A total of six patients were LWBS, but only two of these were recorded.

Take a look further down at the other patients. There are five additional patients who left after waiting a few minutes. Four were never registered or triaged. And they were never recorded as LWBS.

These four patients are indicated above with these descriptive labels :

PT LEFT / NO GREETER

PT LEFT / NO GREETER

PT LEFT / NO FASTRACK / CLINIC

 PT LEFT / NO FASTRACK / CLINIC

The first two patients didn't have contact with any hospital employee. But that isn't true for the last two patients. They did ask a registrar and a nurse  in the ED if there was a long wait, and if so, where was the clinic? Did they not have a fast track?

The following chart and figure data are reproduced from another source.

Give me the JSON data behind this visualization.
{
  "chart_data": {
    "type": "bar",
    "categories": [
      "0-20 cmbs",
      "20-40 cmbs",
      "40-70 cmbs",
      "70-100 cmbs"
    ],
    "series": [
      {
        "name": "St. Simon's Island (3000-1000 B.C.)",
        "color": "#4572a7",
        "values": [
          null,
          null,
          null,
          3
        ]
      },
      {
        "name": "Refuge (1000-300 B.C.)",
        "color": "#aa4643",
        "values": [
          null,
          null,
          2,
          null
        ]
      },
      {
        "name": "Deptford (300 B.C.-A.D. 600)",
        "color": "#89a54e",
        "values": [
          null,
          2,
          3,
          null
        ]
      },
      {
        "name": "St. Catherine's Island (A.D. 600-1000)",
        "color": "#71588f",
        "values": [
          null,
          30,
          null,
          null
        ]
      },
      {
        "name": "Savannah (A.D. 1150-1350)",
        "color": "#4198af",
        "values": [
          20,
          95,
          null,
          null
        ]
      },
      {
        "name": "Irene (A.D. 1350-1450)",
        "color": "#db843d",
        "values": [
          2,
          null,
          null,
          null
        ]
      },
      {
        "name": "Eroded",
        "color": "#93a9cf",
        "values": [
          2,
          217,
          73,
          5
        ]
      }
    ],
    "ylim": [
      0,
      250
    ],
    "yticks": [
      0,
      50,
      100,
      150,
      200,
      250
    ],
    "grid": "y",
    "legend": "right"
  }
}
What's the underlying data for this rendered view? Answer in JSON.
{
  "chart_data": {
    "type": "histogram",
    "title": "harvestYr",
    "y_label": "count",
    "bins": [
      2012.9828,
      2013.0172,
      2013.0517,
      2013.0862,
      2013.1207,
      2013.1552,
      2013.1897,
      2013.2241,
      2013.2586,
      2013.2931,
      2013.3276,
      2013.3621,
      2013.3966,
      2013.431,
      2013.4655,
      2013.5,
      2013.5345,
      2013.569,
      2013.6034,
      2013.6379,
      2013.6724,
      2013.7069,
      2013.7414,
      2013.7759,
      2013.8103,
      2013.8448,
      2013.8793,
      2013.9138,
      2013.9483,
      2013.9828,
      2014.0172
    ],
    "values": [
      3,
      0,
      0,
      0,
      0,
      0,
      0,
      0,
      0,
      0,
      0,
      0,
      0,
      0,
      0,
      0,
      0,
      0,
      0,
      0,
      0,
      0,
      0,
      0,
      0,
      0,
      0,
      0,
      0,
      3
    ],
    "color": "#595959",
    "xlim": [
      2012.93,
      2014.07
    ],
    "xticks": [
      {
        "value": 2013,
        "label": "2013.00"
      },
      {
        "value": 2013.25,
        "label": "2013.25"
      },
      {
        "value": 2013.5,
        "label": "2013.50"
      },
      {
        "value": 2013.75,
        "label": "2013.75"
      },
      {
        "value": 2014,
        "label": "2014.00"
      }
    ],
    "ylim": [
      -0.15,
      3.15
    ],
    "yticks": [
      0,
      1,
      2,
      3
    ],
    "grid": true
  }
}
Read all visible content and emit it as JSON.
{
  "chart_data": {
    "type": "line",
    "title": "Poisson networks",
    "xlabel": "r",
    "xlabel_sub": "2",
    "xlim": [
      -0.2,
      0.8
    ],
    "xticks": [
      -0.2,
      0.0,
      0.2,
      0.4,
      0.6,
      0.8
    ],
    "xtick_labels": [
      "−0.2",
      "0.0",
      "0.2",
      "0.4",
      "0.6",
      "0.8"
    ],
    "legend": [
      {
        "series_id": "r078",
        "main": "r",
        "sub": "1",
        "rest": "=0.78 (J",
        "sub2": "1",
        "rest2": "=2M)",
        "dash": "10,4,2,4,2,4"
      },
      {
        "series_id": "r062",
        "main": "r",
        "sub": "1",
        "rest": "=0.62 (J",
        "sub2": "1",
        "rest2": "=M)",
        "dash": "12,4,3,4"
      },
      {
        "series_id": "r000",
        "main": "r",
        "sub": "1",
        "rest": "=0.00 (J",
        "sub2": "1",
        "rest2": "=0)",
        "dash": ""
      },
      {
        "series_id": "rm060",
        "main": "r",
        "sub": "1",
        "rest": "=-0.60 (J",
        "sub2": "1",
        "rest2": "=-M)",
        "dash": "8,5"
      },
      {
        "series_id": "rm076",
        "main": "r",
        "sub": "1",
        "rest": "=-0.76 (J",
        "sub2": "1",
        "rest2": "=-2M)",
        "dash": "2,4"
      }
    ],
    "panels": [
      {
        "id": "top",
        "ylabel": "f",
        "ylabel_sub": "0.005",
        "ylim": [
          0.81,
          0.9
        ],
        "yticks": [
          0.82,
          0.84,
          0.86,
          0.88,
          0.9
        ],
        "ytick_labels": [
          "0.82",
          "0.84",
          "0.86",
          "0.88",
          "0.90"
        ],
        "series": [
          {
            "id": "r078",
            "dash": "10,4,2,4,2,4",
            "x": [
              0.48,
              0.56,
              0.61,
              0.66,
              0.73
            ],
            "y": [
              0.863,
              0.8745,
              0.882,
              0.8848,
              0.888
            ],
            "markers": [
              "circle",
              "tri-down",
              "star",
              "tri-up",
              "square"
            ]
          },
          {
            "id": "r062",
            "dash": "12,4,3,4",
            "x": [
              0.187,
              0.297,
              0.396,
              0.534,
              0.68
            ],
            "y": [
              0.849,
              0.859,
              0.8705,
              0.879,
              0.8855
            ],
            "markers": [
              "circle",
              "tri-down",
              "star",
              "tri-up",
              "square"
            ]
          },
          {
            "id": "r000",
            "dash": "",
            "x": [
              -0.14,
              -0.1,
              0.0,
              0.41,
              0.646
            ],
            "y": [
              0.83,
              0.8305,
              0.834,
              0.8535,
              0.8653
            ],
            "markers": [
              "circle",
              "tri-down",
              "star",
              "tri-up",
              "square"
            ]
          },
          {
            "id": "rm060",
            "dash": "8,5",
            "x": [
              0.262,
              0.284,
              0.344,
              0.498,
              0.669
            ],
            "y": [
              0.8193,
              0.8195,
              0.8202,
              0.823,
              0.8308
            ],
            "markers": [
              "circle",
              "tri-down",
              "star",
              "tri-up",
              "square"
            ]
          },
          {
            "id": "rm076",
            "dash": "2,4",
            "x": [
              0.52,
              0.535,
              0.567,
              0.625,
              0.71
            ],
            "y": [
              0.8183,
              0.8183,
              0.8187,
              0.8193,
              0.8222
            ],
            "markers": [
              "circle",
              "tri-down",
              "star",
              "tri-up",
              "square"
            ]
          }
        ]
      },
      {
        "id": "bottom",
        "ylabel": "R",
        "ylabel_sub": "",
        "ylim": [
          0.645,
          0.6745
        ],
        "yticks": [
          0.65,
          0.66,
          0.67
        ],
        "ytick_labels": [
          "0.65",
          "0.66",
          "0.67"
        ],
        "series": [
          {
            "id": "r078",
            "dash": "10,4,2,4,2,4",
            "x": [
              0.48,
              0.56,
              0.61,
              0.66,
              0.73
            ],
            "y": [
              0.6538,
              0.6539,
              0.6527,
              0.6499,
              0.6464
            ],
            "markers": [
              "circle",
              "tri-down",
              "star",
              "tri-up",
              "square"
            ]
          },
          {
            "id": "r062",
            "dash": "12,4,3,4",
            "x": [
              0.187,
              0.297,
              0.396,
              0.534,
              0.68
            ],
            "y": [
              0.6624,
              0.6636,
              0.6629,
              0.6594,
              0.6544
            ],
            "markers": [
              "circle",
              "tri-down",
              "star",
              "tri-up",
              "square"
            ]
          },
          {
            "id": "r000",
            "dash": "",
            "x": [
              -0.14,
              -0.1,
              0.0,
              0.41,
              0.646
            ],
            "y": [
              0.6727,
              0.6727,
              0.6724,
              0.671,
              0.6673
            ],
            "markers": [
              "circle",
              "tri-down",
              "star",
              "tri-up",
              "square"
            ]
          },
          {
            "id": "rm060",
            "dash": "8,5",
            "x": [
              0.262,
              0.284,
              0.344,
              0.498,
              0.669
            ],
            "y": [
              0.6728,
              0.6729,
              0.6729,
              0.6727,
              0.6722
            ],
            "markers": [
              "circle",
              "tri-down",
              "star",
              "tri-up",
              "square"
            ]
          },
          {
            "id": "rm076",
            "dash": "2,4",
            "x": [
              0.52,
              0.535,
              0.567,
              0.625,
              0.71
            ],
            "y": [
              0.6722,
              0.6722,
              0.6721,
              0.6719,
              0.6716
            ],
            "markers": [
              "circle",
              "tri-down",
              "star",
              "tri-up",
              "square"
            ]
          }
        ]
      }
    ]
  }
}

These patients had an expectation when they walked in the door - one which the hospital itself had fostered in the press when they proudly announced a few years earlier they had a "fast track", and when they aligned with a new urgent care center.

But the fast track had been discontinued. And, while a clinic did exist, it was closed after 6 PM.

Since these patients were never registered or triaged they were never included in the metric of LWBS. But they were there for a legitimate care need, and potential patients of the Hospital.

While two of these patients did communicate with hospital staff -  when asking about the fast track and the clinic - still, they were not recorded as LWBS.

There were staff in the Triage and waiting areas who had completed a lean patient flow improvement initiative a few months before Compirion was engaged to help take them to the "next level". Yet no hospital employee believed the LWBS metric to be anything but entirely accurate. And we heard repeatedly: They had just finished working on it a few months ago! And they were mystified that they couldn't get their patient sat scores higher when they had done such a beautiful job on LWBS.

It isn't simply a matter of observation, but observation with an open mind - open to the possibility that maybe things were not quite as the metrics told - even though so much effort and time had been expended on "fixing" the triage / waiting area before.

Sometimes folks can't see it unless their leader makes it OK to see it, and that sometimes takes just a little assistance.